The governor is working with New York City leaders, the Metropolitan Transportation Authority and lawmakers to study how to bar New Yorkers from wearing face masks in certain areas after masked subway riders committed a series of hate crimes targeting Jewish New Yorkers earlier this week.

The state's anti-masking law was first enacted in the 19th Century to prevent people from wearing masks — like members of the Ku Klux Klan — and not terrorize private citizens. The policy was repealed during the COVID-19 pandemic.

"There's obviously a problem here; this will be dealt with," Hochul said. "We will not tolerate individuals using masks to be responsible for criminal or threatening behavior ...It's part of talking about efforts to make New Yorkers feel safer."

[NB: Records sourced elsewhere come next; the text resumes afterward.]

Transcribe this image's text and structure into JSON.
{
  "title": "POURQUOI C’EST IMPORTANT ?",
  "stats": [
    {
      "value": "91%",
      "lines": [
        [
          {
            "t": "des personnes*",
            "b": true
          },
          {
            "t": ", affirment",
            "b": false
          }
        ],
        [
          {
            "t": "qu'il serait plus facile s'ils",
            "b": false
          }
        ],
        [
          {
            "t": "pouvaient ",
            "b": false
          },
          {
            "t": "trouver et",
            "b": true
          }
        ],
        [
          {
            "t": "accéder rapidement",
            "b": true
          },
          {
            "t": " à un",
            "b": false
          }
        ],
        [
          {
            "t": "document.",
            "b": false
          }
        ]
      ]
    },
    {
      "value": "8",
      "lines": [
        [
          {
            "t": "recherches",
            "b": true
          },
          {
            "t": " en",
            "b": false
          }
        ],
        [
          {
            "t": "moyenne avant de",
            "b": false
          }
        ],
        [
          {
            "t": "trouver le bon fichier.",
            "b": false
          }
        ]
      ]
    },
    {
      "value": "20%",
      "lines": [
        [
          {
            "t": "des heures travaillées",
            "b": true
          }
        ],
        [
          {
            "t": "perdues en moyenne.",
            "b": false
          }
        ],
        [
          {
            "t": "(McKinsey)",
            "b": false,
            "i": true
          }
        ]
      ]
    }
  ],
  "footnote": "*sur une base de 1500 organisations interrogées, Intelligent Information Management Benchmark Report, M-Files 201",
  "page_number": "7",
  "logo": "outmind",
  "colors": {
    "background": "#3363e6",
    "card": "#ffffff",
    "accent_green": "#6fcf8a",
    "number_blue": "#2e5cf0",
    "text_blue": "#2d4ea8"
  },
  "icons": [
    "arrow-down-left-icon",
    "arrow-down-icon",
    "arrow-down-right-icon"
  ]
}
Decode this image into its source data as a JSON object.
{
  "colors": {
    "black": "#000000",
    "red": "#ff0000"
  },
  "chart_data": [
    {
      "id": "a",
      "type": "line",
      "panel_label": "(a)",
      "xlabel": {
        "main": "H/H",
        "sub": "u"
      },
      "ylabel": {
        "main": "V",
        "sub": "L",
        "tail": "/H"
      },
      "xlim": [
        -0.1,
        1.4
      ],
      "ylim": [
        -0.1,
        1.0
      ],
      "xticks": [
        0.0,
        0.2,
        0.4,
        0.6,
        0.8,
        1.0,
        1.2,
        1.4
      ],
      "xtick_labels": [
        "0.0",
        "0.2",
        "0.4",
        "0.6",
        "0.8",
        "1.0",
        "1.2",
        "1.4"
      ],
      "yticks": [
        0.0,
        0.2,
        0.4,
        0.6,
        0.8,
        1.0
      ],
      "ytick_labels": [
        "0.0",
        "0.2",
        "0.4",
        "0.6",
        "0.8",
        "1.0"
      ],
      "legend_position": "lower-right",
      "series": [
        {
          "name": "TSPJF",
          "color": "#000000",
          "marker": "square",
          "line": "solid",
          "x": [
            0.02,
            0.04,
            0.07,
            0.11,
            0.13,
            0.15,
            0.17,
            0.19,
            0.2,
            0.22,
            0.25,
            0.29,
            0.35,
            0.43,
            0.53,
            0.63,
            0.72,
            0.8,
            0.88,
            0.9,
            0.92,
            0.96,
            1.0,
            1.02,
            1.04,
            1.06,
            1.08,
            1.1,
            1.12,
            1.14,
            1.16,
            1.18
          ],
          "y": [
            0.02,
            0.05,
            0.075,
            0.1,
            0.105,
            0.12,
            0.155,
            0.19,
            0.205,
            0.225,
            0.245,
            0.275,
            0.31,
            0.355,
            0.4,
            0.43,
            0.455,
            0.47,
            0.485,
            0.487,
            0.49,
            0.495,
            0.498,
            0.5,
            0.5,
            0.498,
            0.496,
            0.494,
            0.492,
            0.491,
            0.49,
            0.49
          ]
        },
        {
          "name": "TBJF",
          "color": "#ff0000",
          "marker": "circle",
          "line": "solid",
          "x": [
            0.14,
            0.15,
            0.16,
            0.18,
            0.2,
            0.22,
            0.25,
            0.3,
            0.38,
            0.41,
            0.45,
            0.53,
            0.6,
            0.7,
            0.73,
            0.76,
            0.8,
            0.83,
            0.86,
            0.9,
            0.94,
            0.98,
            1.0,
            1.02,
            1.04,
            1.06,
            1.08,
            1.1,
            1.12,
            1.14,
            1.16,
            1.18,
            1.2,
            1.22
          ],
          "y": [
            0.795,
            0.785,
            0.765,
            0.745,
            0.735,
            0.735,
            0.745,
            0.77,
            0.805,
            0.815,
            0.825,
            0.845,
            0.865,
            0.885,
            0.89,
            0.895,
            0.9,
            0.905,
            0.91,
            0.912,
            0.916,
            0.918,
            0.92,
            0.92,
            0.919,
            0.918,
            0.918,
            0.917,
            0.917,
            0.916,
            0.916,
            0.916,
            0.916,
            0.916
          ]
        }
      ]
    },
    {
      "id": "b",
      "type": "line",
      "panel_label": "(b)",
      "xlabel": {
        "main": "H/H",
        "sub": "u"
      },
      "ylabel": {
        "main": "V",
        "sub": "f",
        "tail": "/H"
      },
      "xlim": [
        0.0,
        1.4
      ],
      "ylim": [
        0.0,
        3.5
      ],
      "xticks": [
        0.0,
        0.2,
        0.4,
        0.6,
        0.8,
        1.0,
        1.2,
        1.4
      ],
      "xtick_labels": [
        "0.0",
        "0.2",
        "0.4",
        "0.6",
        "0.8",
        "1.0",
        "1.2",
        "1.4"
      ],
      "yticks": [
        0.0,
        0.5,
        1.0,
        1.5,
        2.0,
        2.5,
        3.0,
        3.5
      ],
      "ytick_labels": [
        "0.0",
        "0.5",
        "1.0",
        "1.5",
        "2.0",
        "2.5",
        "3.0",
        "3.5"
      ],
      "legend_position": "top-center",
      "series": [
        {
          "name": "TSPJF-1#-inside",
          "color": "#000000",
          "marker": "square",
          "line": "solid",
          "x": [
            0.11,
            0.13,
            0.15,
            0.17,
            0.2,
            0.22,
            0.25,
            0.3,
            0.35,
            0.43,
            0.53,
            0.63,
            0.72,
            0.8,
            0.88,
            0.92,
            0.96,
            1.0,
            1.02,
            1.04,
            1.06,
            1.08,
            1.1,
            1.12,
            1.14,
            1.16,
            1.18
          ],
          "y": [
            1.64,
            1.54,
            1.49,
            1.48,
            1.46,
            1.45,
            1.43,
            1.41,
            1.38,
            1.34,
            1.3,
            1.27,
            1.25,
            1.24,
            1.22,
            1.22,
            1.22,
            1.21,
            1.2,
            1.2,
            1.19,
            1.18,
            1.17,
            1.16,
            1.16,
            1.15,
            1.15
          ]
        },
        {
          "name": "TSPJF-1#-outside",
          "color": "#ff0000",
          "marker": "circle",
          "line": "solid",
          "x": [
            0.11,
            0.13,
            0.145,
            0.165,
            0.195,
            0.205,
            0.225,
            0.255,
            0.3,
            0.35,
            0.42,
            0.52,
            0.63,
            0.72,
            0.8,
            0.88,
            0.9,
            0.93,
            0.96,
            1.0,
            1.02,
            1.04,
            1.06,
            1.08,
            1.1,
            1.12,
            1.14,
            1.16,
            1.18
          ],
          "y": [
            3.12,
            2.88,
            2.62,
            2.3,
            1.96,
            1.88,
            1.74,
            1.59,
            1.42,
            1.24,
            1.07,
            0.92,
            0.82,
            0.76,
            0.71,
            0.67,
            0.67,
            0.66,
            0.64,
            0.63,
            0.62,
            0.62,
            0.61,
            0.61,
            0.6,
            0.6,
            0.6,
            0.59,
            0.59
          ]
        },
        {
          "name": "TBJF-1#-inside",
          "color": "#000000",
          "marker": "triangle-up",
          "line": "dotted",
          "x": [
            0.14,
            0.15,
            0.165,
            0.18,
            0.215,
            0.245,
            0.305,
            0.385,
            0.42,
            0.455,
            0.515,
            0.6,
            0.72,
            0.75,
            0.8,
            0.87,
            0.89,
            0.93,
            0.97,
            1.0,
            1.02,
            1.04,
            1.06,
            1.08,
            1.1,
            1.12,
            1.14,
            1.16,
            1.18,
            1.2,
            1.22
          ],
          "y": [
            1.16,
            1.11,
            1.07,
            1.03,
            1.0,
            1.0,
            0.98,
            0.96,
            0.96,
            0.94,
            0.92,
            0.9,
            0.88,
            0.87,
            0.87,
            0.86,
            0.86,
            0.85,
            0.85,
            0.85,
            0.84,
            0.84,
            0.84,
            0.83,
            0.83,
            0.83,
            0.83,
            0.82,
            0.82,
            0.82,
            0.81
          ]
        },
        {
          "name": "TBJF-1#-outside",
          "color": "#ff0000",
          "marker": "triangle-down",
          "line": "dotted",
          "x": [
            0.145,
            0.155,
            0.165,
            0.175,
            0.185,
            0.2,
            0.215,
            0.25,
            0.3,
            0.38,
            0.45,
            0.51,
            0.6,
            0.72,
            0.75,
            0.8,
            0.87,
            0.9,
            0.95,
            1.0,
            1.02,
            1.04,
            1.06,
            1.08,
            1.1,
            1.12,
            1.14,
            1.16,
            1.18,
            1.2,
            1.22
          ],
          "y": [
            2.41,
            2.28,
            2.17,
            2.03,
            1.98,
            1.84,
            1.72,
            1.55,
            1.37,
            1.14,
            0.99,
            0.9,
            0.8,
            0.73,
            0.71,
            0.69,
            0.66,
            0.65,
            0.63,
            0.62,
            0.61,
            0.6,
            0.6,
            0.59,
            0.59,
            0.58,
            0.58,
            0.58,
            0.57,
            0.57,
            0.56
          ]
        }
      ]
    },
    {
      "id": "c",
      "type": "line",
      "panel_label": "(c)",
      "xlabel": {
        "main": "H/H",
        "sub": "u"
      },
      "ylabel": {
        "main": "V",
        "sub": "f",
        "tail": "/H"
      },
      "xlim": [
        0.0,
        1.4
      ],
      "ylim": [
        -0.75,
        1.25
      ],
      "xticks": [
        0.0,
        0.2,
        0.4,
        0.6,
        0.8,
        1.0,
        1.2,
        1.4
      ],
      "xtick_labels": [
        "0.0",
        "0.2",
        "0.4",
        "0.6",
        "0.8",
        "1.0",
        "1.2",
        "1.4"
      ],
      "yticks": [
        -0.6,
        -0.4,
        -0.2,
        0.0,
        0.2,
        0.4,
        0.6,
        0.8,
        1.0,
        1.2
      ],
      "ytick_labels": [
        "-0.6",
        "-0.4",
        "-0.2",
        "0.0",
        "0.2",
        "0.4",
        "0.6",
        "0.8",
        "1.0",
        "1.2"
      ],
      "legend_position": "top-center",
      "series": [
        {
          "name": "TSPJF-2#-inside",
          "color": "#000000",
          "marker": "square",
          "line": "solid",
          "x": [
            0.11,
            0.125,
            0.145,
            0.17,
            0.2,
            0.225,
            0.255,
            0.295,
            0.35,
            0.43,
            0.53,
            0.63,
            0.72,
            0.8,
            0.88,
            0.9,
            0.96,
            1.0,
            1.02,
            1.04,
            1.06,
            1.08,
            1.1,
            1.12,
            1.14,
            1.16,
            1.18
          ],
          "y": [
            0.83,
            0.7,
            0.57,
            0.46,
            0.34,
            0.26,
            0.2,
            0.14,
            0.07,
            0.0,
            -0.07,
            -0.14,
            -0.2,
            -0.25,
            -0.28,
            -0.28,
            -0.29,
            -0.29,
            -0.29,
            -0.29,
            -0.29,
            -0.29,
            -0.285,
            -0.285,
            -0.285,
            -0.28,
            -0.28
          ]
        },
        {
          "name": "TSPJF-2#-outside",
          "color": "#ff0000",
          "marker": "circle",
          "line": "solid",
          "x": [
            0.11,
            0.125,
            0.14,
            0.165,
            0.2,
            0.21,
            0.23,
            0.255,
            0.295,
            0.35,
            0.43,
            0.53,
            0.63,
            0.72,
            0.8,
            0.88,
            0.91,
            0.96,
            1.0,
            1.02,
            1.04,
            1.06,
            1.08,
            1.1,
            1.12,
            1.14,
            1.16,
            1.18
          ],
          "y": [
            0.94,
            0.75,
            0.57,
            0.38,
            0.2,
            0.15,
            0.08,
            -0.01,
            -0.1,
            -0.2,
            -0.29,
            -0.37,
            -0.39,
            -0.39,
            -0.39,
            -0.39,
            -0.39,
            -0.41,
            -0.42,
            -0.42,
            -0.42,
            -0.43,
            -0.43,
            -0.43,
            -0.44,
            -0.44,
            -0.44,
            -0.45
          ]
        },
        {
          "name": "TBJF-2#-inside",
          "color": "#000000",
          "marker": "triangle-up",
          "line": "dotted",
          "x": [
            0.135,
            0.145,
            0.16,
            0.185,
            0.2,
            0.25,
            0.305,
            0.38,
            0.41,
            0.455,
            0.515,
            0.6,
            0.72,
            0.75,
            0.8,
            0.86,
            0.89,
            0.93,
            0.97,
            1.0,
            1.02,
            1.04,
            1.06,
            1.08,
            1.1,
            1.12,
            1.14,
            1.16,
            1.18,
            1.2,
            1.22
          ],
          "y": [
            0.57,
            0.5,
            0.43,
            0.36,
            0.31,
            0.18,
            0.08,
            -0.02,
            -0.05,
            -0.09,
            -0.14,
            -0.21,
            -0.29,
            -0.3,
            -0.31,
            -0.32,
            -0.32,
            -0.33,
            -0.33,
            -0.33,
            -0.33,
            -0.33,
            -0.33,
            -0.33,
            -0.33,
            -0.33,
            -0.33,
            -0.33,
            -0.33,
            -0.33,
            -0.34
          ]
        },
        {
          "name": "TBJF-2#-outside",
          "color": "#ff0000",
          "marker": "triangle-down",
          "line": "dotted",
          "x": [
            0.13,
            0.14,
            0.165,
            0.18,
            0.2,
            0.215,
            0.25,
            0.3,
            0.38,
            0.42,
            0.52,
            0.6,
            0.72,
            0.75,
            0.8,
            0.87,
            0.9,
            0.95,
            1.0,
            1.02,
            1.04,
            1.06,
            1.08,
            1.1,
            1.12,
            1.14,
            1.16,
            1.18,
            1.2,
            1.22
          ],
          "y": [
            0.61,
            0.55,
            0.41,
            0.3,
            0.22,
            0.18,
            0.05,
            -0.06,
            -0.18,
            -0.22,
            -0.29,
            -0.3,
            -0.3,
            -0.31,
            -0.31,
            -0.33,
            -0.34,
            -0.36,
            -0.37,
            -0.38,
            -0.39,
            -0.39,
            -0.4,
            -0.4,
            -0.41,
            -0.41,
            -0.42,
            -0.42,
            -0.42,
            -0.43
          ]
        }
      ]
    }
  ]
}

Legislation to ban face masks would have a long list of exemptions, the governor said, including people who wear face coverings for religious or health reasons, a cultural event or holiday costume.

But an increasing number of New Yorkers have used face masks to avoid police detection while committing a crime.

"It's impossible to find these perpetrators and so it's something that we're talking about," Hochul said. "...There's no reason why these conversations can't start now. We'll have a strategy and then determine the right timing to address it."

New York's current law, which continues not to be in effect since the pandemic, prohibits someone from wearing a mask while loitering. State leaders will determine the best path to ban masks that cover the majority of a person's face. 

"I don't know that that's required today," Hochul said. We're looking to stop criminal activity — stop threatening activities. ... It's complicated, which is why I don't have all the answers now. But we will work with people engaged in this like the mayor, the police, the district attorneys but also the legislation to find the right path forward." 

The governor discussed potential legislative action to ban face coverings at a press conference in the Capitol on Thursday about public safety. 

The state will spend $36 million for the second year in a row to help law enforcement in upstate communities combat gun violence. The Gun Involved Violence Elimination, or GIVE, initiative allocated $36 million across 28 police agencies in 21 counties last year to hire personnel, enhance training, focused policing and street outreach to target gun crimes. 

Gun homicides in upstate communities have decreased 23% between 2021 and 2023, with shootings dropping by 35% in that time period, Hochul said. 

"Even our historic lows are getting lower — gun-related homicides are down 20% just from last year, again building on the previous decline," said Hochul.

But New York State Police have seized 937 guns in the first five months of 2024 — on track to exceed last year, state police Superintendent Steven James said. 

"We're not here to take a victory lap — never have, never will," Hochul said. "One victim of gun violence is one too many, so we still have plenty of work to do."